その場合には、従業員が会社に通勤費用を天引きしてもらって、その部分の給与を会社から、メトロカードなどの現物支給を行うか通勤小切手か通勤デビットカード(Transitcheck Card)として支給することができます。通勤費天引き部分を現物で支給するか通勤小切手か通勤デビットカードで従業員へ支給する理由は、通勤費以外への流用を防ぐためです。
一方、会社が従業員に対して通勤費部分を従業員に対して支給した場合には、給与に加算しなくてはなりません。アメリカでは通勤費支給(Commuting Allowance)した支払いを給与から直接控除することはできないのです。これは給与天引きが非課税にあることとは全く関係のないことです。
したがって、会社が通勤費を実費精算した場合には、たとえ駐在員であろうと精算金額を給与として加算することが必要です。ちなみに通勤費支給は、一定の福利厚生費を給与に計上しなくてもよいカフェテリアプラン(SEC125)の対象にはなりません。

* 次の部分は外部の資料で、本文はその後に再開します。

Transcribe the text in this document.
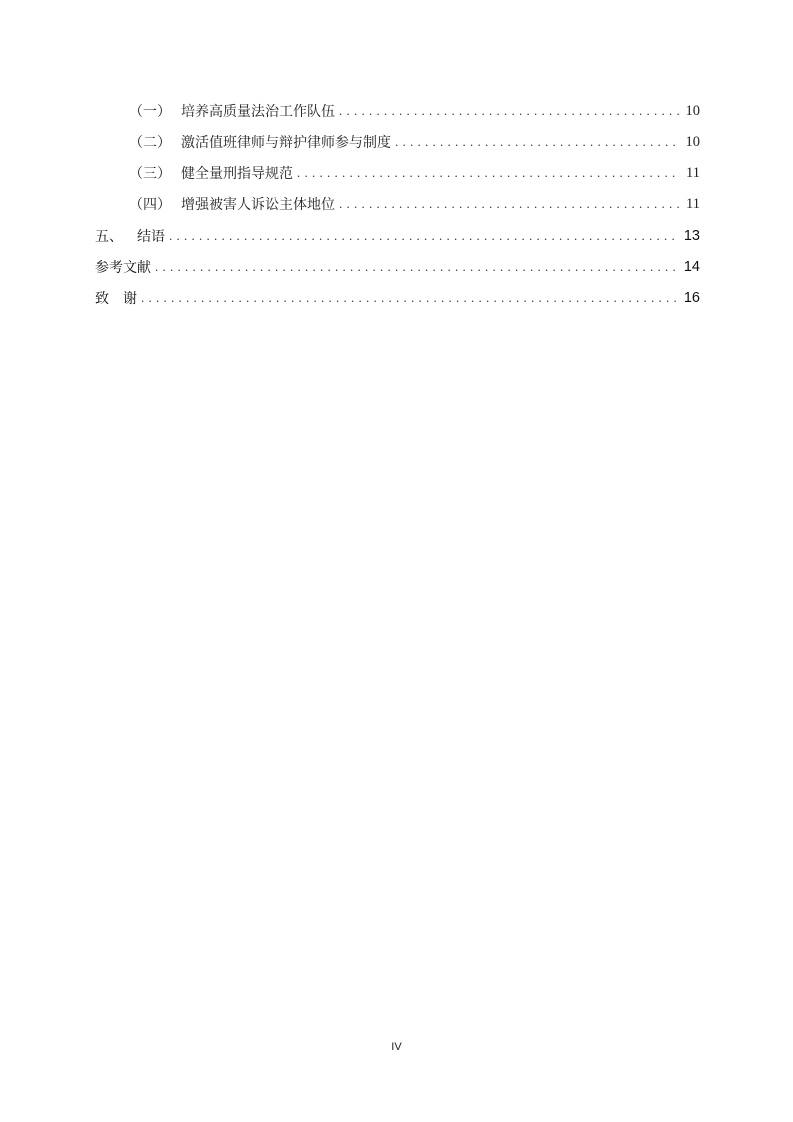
（一） 培养高质量法治工作队伍 . . .	10
（二） 激活值班律师与辩护律师参与制度 . . .	10
（三） 健全量刑指导规范 . . .	11
（四） 增强被害人诉讼主体地位 . . .	11
五、 结语 . . .	13
参考文献 . . .	14
致　谢 . . .	16
IV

よく勘違いを起こしやすい点が、通勤費を先のカフェテリアプランの対象と勘違いしたり、会社が旅費の精算と同じように考えてしまって旅費精算してしまうことです。また、税法上も給与に加算して通勤小切手分を給与天引きすれば、差し引き何の問題もないのではないかと考えてしまうことなども考えられます。
源泉所得税に対しては、確かにその通り影響はありませんが、失業保険税や疾病保険に関しては通勤費は非課税扱いはされないために過少申告が生じてしまうことになります。過少申告はかなり重大な法令違反になります。また、会社ではその金額も把握もしていないことになります。
通勤費の精算と旅費交通費の精算は似ていても非なるものであり取り扱いが異なるので注意が必要です。